Je rappelle que le double vote, en France, est puni par le code électoral d’une peine de 15 000 euros d’amende et de six mois à deux ans d’emprisonnement. Il est certes techniquement possible – par exemple, un citoyen français vivant en Allemagne peut en principe voter tant au consulat que dans la mairie de sa ville de résidence –, mais surtout illégal : l’électeur qui voterait deux fois encourrait une sanction pénale.

Il ne saurait pour autant être question, monsieur le secrétaire d’État – c’est pourtant ce que l’administration s’apprête à faire –, de refuser à un électeur régulièrement inscrit sur la liste consulaire la possibilité de voter au consulat, au prétexte que l’administration française aurait connaissance de l’inscription dudit électeur sur la liste électorale de la commune de son pays de résidence. Il n’est pas possible que les choses se passent de cette manière !

Informer les citoyens, le cas échéant, qu’ils sont inscrits sur les deux listes et encourent une sanction pénale en cas de double vote, c’est très bien.
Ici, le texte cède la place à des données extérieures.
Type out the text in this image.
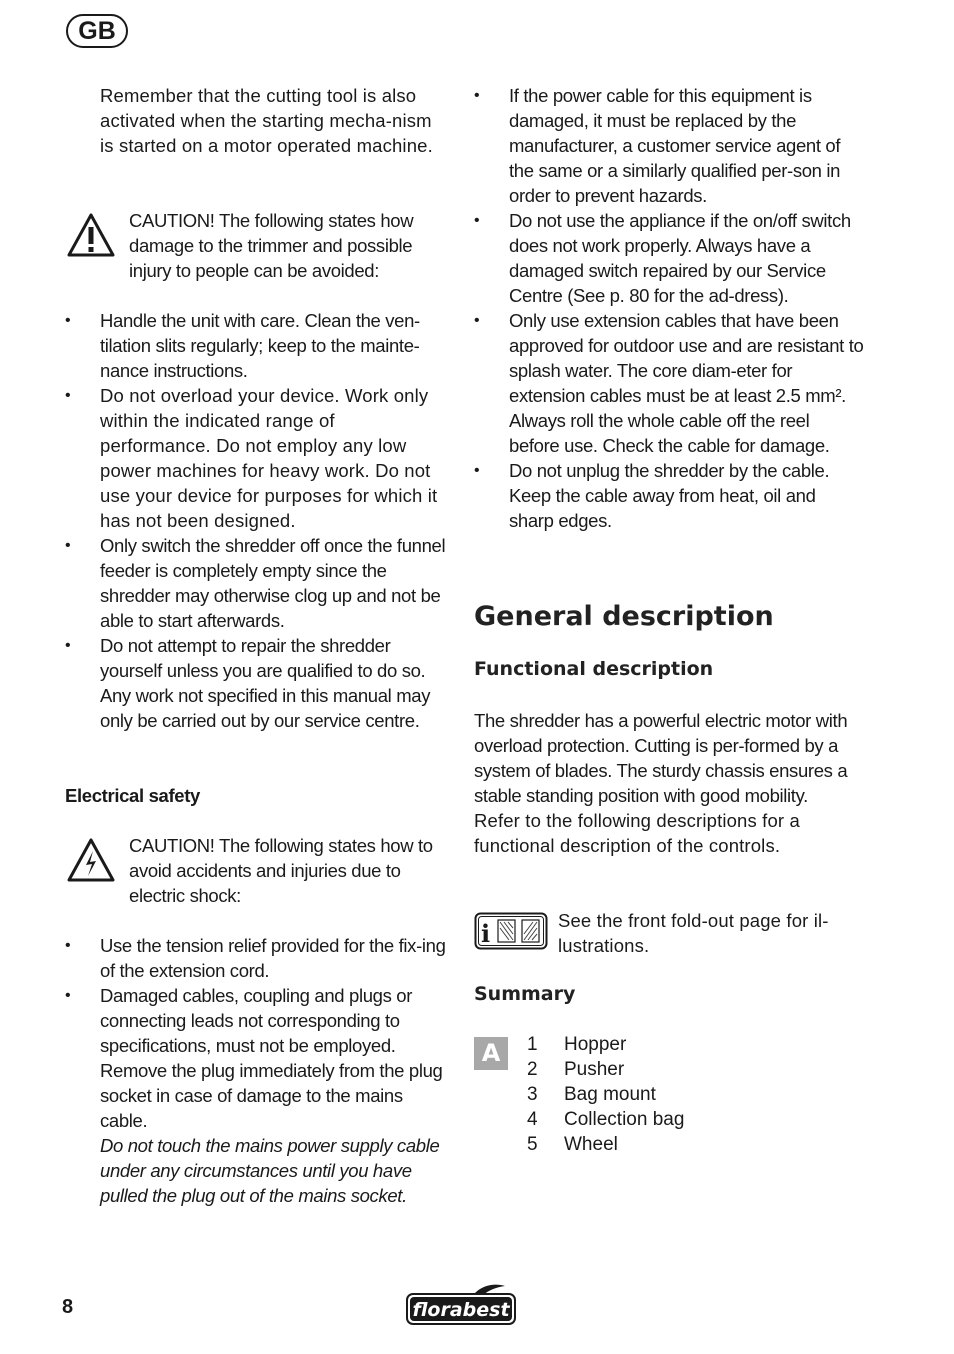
GB

Remember that the cutting tool is also activated when the starting mecha-nism is started on a motor operated machine.

CAUTION! The following states how damage to the trimmer and possible injury to people can be avoided:

• Handle the unit with care. Clean the ven-tilation slits regularly; keep to the mainte-nance instructions.
• Do not overload your device. Work only within the indicated range of performance. Do not employ any low power machines for heavy work. Do not use your device for purposes for which it has not been designed.
• Only switch the shredder off once the funnel feeder is completely empty since the shredder may otherwise clog up and not be able to start afterwards.
• Do not attempt to repair the shredder yourself unless you are qualified to do so. Any work not specified in this manual may only be carried out by our service centre.

Electrical safety

CAUTION! The following states how to avoid accidents and injuries due to electric shock:

• Use the tension relief provided for the fix-ing of the extension cord.
• Damaged cables, coupling and plugs or connecting leads not corresponding to specifications, must not be employed. Remove the plug immediately from the plug socket in case of damage to the mains cable.
Do not touch the mains power supply cable under any circumstances until you have pulled the plug out of the mains socket.
• If the power cable for this equipment is damaged, it must be replaced by the manufacturer, a customer service agent of the same or a similarly qualified per-son in order to prevent hazards.
• Do not use the appliance if the on/off switch does not work properly. Always have a damaged switch repaired by our Service Centre (See p. 80 for the ad-dress).
• Only use extension cables that have been approved for outdoor use and are resistant to splash water. The core diam-eter for extension cables must be at least 2.5 mm². Always roll the whole cable off the reel before use. Check the cable for damage.
• Do not unplug the shredder by the cable. Keep the cable away from heat, oil and sharp edges.

General description

Functional description

The shredder has a powerful electric motor with overload protection. Cutting is per-formed by a system of blades. The sturdy chassis ensures a stable standing position with good mobility.

Refer to the following descriptions for a functional description of the controls.

i	See the front fold-out page for il-lustrations.

Summary

A	1	Hopper
2	Pusher
3	Bag mount
4	Collection bag
5	Wheel
8	florabest
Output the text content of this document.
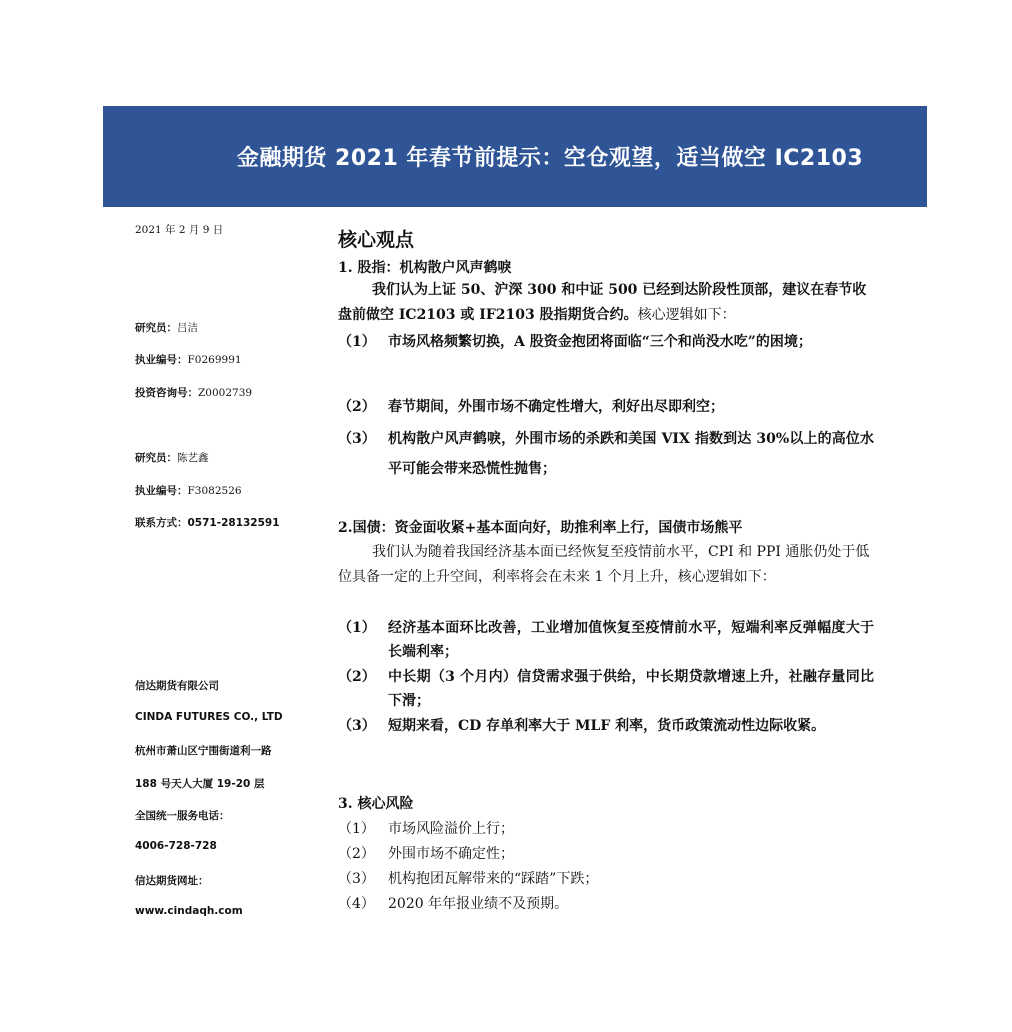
金融期货 2021 年春节前提示：空仓观望，适当做空 IC2103
2021 年 2 月 9 日
研究员：吕洁
执业编号：F0269991
投资咨询号：Z0002739
研究员：陈艺鑫
执业编号：F3082526
联系方式：0571-28132591
信达期货有限公司
CINDA FUTURES CO., LTD
杭州市萧山区宁围街道利一路
188 号天人大厦 19-20 层
全国统一服务电话：
4006-728-728
信达期货网址：
www.cindaqh.com
核心观点
1. 股指：机构散户风声鹤唳
我们认为上证 50、沪深 300 和中证 500 已经到达阶段性顶部，建议在春节收盘前做空 IC2103 或 IF2103 股指期货合约。核心逻辑如下：
（1） 市场风格频繁切换，A 股资金抱团将面临“三个和尚没水吃”的困境；
（2） 春节期间，外围市场不确定性增大，利好出尽即利空；
（3） 机构散户风声鹤唳，外围市场的杀跌和美国 VIX 指数到达 30%以上的高位水平可能会带来恐慌性抛售；
2.国债：资金面收紧+基本面向好，助推利率上行，国债市场熊平
我们认为随着我国经济基本面已经恢复至疫情前水平，CPI 和 PPI 通胀仍处于低位具备一定的上升空间，利率将会在未来 1 个月上升，核心逻辑如下：
（1） 经济基本面环比改善，工业增加值恢复至疫情前水平，短端利率反弹幅度大于长端利率；
（2） 中长期（3 个月内）信贷需求强于供给，中长期贷款增速上升，社融存量同比下滑；
（3） 短期来看，CD 存单利率大于 MLF 利率，货币政策流动性边际收紧。
3. 核心风险
（1） 市场风险溢价上行；
（2） 外围市场不确定性；
（3） 机构抱团瓦解带来的“踩踏”下跌；
（4） 2020 年年报业绩不及预期。
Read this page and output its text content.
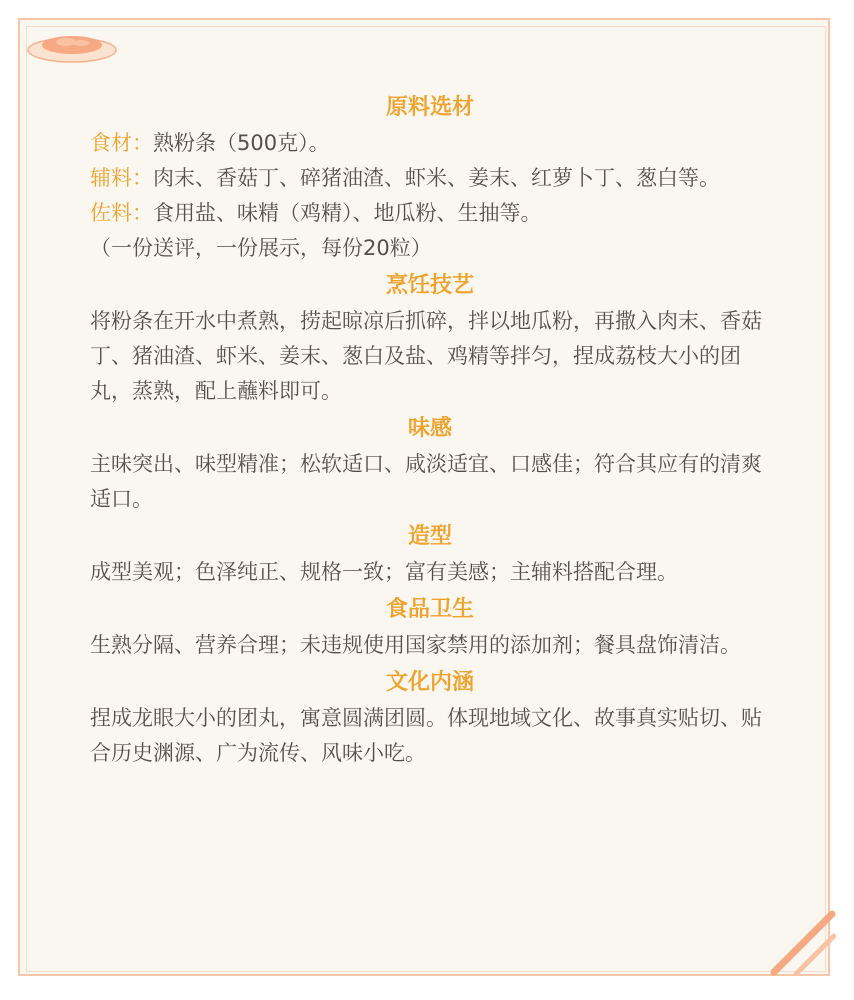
原料选材

食材：熟粉条（500克）。

辅料：肉末、香菇丁、碎猪油渣、虾米、姜末、红萝卜丁、葱白等。

佐料：食用盐、味精（鸡精）、地瓜粉、生抽等。

（一份送评，一份展示，每份20粒）

烹饪技艺

将粉条在开水中煮熟，捞起晾凉后抓碎，拌以地瓜粉，再撒入肉末、香菇丁、猪油渣、虾米、姜末、葱白及盐、鸡精等拌匀，捏成荔枝大小的团丸，蒸熟，配上蘸料即可。

味感

主味突出、味型精准；松软适口、咸淡适宜、口感佳；符合其应有的清爽适口。

造型

成型美观；色泽纯正、规格一致；富有美感；主辅料搭配合理。

食品卫生

生熟分隔、营养合理；未违规使用国家禁用的添加剂；餐具盘饰清洁。

文化内涵

捏成龙眼大小的团丸，寓意圆满团圆。体现地域文化、故事真实贴切、贴合历史渊源、广为流传、风味小吃。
Mais leur refuser la possibilité de voter au consulat – selon les instructions que vous avez données–, alors qu’ils sont régulièrement inscrits sur les listes électorales, me paraît juridiquement contestable.

Je profite donc de ce débat pour vous demander, monsieur le secrétaire d’État, de bien nous préciser que, dès lors qu’une personne est inscrite sur la liste électorale consulaire, elle aura la possibilité de voter après avoir été informée des sanctions pénales qui pourront lui être appliquées en cas de double vote.

Symétriquement, s’agissant des ressortissants européens résidant en France et inscrits sur les listes électorales françaises, il faut là aussi veiller à ce que tout le droit européen et tout le droit français soient respectés, mais en rejetant les interprétations hasardeuses contre lesquelles, malheureusement, il me semble que vous n’êtes pas prémuni – c’est pourquoi j’attire votre attention sur ce point.

Cela dit, et dans l’attente de vos précisions, monsieur le secrétaire d’État, je vous remercie et confirme notre soutien à ce projet de loi.